Una pareja de edad avanzada tenía un 
solo hijo, hermoso y alegre llamado Curisihuari. Un día, mientras la madre tejía 
una hamaca, el pequeño se colgó de la cuerda suspendida y la estiró. La mujer, 
enojada, lo empujó y el niño se echó a llorar. 
La madre no le 
hizo caso y continuó su quehacer. El padre también oyó el llanto del niño, pero 
tampoco le hizo caso. Entonces Curisihuari, ofendido, se alejó del 
hogar. 
Se había puesto el 
sol, y el niño no volvía. Los padres comenzaron a preocuparse. 
-Vayamos a 
buscarlo –dijo el padre-; es tan pequeño que seguramente se ha 
perdido. 
-La culpa es mía 
–agregó la medre-; con mi hosquedad lo he alejado de mi lado. 
Durante un buen 
rato los dos esposos buscaron por la selva, y cuando ya era una noche oscura, 
por fin lo encontraron.
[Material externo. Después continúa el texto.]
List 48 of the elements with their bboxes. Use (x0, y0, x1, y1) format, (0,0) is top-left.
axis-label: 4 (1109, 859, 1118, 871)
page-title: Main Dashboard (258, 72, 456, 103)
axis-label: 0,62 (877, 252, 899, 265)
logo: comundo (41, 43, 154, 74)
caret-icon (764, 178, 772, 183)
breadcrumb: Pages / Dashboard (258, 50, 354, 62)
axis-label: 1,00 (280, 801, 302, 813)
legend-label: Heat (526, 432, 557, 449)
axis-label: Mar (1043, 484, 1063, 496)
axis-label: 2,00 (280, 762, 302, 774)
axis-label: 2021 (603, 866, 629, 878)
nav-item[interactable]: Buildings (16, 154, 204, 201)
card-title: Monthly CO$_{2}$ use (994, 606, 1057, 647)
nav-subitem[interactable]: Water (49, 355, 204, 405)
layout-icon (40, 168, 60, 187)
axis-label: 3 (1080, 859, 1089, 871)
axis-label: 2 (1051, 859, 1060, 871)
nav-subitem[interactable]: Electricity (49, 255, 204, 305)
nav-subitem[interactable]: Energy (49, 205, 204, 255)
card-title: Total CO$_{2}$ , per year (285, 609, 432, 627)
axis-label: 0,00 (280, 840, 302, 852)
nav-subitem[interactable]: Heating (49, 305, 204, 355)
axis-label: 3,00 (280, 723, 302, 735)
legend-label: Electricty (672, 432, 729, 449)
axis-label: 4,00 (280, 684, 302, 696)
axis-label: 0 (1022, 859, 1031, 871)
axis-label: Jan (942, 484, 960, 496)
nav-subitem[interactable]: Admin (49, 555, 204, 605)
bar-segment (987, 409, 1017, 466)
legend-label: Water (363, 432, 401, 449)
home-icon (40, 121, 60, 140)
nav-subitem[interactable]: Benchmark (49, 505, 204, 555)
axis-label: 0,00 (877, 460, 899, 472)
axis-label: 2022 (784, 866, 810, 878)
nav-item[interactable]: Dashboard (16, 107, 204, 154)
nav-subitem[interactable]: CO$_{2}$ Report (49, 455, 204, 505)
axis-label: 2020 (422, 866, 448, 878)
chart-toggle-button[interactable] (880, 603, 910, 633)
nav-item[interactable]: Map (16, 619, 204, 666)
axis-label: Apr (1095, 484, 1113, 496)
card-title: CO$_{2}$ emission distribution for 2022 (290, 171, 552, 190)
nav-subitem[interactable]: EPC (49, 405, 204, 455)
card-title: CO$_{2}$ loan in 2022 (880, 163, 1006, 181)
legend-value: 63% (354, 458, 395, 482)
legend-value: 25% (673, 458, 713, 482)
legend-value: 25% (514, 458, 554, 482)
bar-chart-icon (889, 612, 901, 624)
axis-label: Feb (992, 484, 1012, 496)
Esta jugando tranquilamente con otro niño. 
-¡Curisihuari! 
–exclamó la madre. 
Al oír la voz, los 
padres del otro niño salieron de la cabaña e invitaron a entrar a los dos 
desconocidos. 
La invitación fue 
aceptada, y los cuatro se pusieron a conversar animadamente. 
-Es tarde –dijo 
finalmente el padre de Curisihuari-; volvamos a nuestra choza con el 
niño. 
Salieron los 
cuatro y advirtieron que los pequeños habían desaparecido.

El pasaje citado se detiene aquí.